5 JAHRE FARBANSCHLAG IM DEUTSCHEN PANZERMUSEUM  – DANKE, LIEBE AUTONOME! ❤

Im Februar 2008 kettete sich Hanna Poddig in Nordfriesland an Bahngleise, um gegen einen Bundeswehrtransport zu demonstrieren. Vom Gericht wurde sie deswegen zu einer Geldstraße verurteilt; Frau Poddig entschied sich jedoch stattdessen für eine Haftstrafe.  Diese Haftstrafe trat sie am 15. März 2012 an.

In der Nacht vom 15. auf den 16. März hielt irgendwann zwischen 01:00 und Sonnenaufgang ein älterer VW-Bus dem Deutschen Panzermuseum.  Ihm entstiegen mehrere Mitglieder der „Rosa Tank Gang“, einer (nach Selbstaussage) „autonomen Gruppe“. Vermutlich mithilfe einer Kübelspritze übergossen sie den auf dem Freigelände stehenden und damit öffentlich zugänglichen Panzer mit etlichen Litern rosa Farbe. Zudem wurden Farbbeutel über den Zaun in den Eingangsbereich geschleudert.

Farbkomplett

Die Aktion war laut einem digitalen Bekennerschreiben, das bis heute online ist, gerichtet „gegen die kriegerischen und wirtschaftlich motivierten Einsätze der Bundeswehr im Ausland“  und eben auch „gegen die Inhaftierung der Antimilitaristin Hanna Poddig, die am Donnerstag ihre 90-tägige Haft in der JVA Frankfurt antrat.“ So schließt sich der Kreis.

Und warum nun das Panzermuseum? „Das Panzermuseum wurde Ziel unserer Aktion, da es seit Jahren für eben diese verherrlichenden Darstellungen von Krieg, Verbrechen und Mord bekannt ist. Es dient ausschließlich der Propaganda. Insbesondere Kindern und Jugendlichen wird hier ein total verklärtes Bild von Militär und Krieg vermittelt.“ Oder wie es am Ende noch einmal eloquent formuliert wurde: „Krieg doof, Bundeswehr doof, Knäste doof – Hanna freilassen“.

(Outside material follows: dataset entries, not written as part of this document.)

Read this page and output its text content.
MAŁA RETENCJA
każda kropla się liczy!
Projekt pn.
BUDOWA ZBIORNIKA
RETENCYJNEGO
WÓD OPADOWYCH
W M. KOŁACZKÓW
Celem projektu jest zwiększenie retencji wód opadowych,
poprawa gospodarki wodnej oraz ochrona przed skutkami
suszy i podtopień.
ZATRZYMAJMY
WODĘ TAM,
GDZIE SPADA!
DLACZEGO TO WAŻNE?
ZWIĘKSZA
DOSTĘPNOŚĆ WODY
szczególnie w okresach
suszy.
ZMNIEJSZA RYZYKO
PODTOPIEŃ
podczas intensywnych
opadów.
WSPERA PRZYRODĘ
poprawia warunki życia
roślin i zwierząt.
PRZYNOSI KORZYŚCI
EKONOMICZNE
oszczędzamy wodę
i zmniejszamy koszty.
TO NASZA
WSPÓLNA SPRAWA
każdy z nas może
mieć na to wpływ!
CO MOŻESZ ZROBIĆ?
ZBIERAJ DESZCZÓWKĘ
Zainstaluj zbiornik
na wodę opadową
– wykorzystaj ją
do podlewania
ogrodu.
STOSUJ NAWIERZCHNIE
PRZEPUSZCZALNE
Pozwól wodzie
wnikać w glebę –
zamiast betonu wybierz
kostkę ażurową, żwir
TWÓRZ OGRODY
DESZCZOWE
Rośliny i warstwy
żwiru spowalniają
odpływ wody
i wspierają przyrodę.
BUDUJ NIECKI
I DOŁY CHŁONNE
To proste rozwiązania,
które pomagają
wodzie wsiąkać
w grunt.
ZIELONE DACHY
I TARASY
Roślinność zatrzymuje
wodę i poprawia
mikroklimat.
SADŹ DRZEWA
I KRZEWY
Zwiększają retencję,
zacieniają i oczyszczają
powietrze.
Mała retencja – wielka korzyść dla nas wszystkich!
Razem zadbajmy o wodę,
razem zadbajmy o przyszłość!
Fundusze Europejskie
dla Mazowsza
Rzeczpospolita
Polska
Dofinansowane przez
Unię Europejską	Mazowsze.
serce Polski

Das DPM hat sich in den letzten Jahren, so hoffen wir, erwiesenermaßen als sowohl selbstkritisch als auch als offen für Kritik von außen gezeigt. Wir suchen stets den Dialog mit Kritikerinnen und Kritikern und nehmen Sorgen und Beschwerden ernst; wir sind selber stetig auf der Suche nach Schwach- und Fehlstellen in unserer Arbeit und bemühen uns aktiv, diese abzustellen, um immer besser zu werden. Wir diskutieren mit Links, Rechts, Oben, Unten, Alt, Jung und allen anderen auch.

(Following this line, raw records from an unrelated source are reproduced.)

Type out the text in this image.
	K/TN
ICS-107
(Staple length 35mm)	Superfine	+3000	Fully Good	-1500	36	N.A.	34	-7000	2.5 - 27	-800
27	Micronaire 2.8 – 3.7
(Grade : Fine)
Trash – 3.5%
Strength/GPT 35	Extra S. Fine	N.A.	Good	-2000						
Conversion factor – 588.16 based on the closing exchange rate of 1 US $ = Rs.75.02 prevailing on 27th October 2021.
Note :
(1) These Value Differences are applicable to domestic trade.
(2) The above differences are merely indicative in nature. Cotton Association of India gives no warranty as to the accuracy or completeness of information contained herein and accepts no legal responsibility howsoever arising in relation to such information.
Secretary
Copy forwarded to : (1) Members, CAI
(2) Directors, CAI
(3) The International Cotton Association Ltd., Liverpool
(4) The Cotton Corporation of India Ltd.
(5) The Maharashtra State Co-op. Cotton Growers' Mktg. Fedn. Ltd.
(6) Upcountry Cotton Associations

Die Kritik der Gruppe war absurd dünn und völlig überzogen, das Mittel der Sachbeschädigung ohnehin indiskutabel. Dennoch haben wir auch damals digital das kritische Gespräch gesucht – und keine Antwort erhalten. Kein Wunder, eigentlich, denn genau in jener Zeit hat das DPM begonnen, kritische (und selbstkritische) Töne in seiner Arbeit prominent zu machen – was den Anschlag nun vollends absurd machte. Es gab auch nie wieder Rosa-Tank-Gang-Aktionen gegen andere Panzer, obwohl die Bundeswehr weiter im Einsatz stand; obwohl die Rüstungsexporte weitergingen.

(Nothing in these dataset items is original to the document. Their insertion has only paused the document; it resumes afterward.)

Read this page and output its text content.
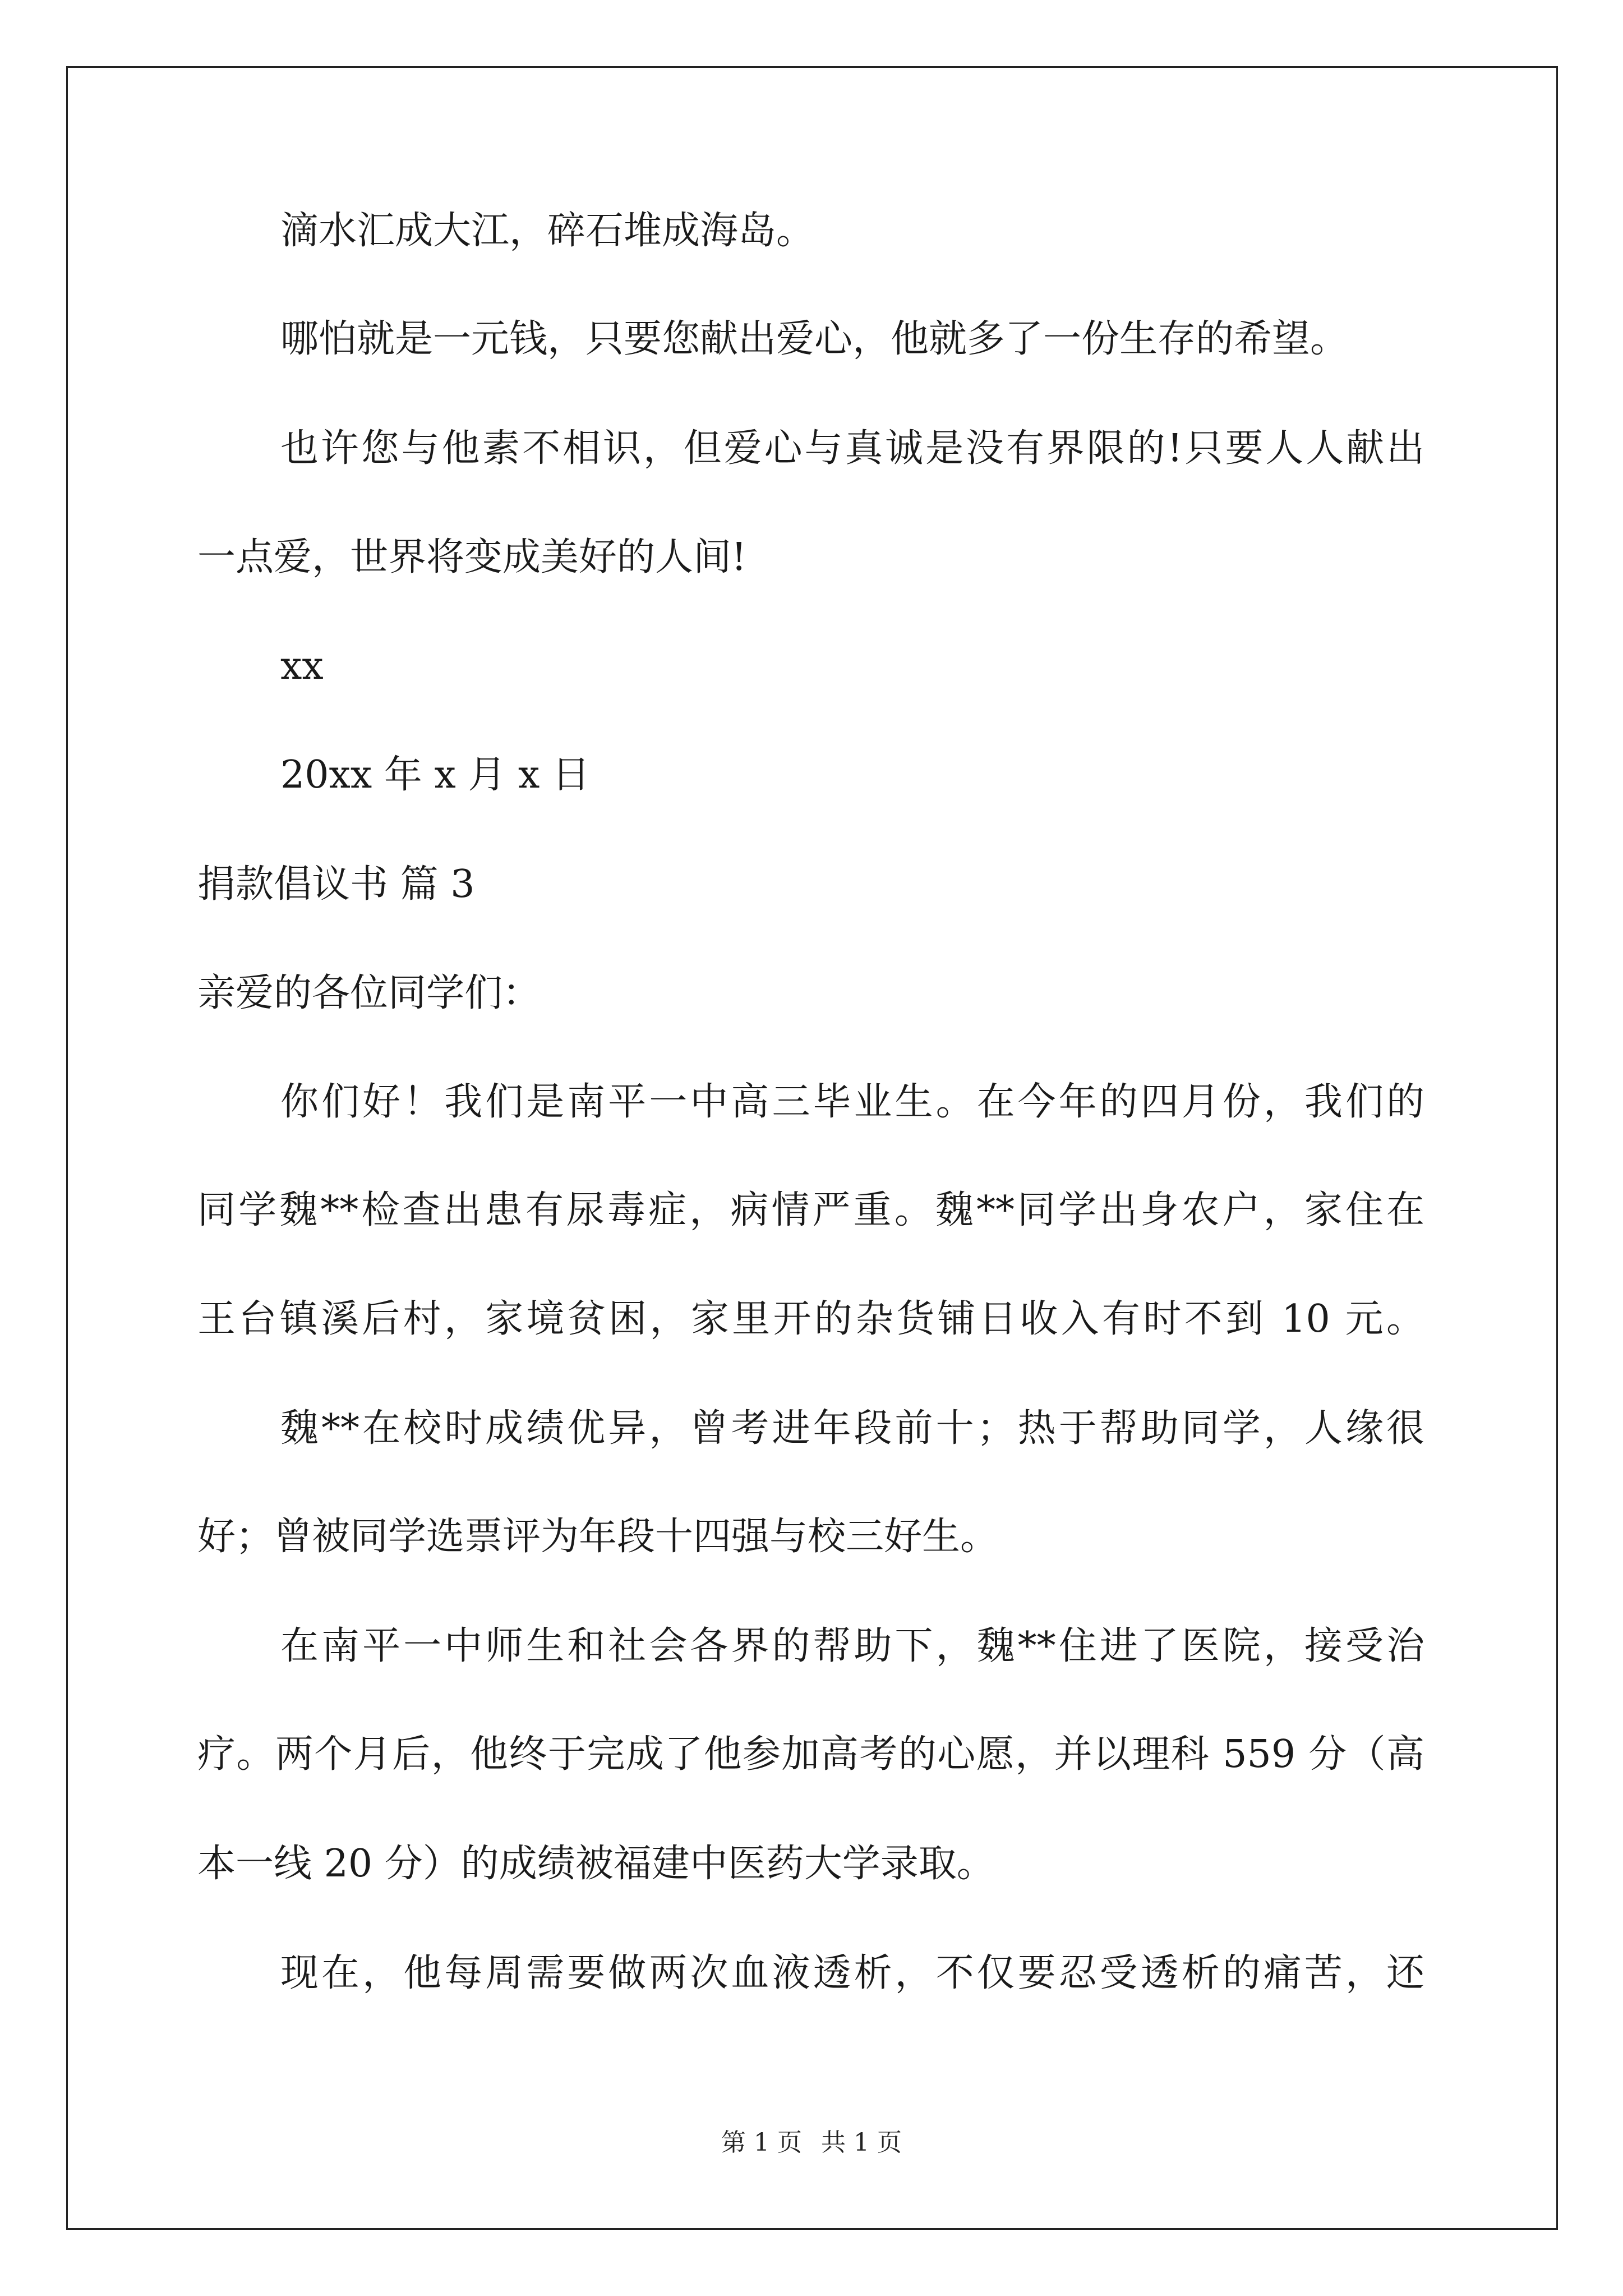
滴水汇成大江，碎石堆成海岛。
哪怕就是一元钱，只要您献出爱心，他就多了一份生存的希望。
也许您与他素不相识，但爱心与真诚是没有界限的!只要人人献出
一点爱，世界将变成美好的人间!
xx
20xx 年 x 月 x 日
捐款倡议书 篇 3
亲爱的各位同学们：
你们好！我们是南平一中高三毕业生。在今年的四月份，我们的
同学魏**检查出患有尿毒症，病情严重。魏**同学出身农户，家住在
王台镇溪后村，家境贫困，家里开的杂货铺日收入有时不到 10 元。
魏**在校时成绩优异，曾考进年段前十；热于帮助同学，人缘很
好；曾被同学选票评为年段十四强与校三好生。
在南平一中师生和社会各界的帮助下，魏**住进了医院，接受治
疗。两个月后，他终于完成了他参加高考的心愿，并以理科 559 分（高
本一线 20 分）的成绩被福建中医药大学录取。
现在，他每周需要做两次血液透析，不仅要忍受透析的痛苦，还
第 1 页 共 1 页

Letztlich drängt sich mit diesen Faktoren  der Verdacht auf, dass es eine impulsive, vor allem persönliche motivierte Aktion war, die das Panzermuseum nur aus einem einzigen Grund getroffen hat: Dass nämlich der Panzer leicht erreichbar war. Um Panzer mit Farbe zu übergießen, muss man im Regelfall nämlich in Kasernen einbrechen – und das bedeutet Zäune, Stacheldraht, Streifen, Schusswaffengebrauch und harte, strafrechtliche Konsequenzen. Dafür reichte die antimilitaristische Weltretter-Motivation dann wohl doch nicht – weder vorher noch nachher. Widerstand ja – solange man nicht auf Widerstand trifft.

Rückblickend können wir uns dennoch freuen. Über den Farbanschlag berichteten Spiegel, Stern, Morgenpost und viele andere große Blätter digital – und das führte zu einem enormen Anstieg unserer Facebookuser. Und war nicht nur kurzfristig, sondern es war eine langfristige Trendwende. SEIT dem Farbanschlag gehen unsere Facebook-Zahlen steil nach oben.

Vielen Dank, liebe Rosa Tank Gang. Eure rosa Farbe war ein großartiger Dünger, um tausende von Menschen für die Geschichte der Panzerei zu interessieren. So eine Werbeaktion hätten wir nie bezahlen können.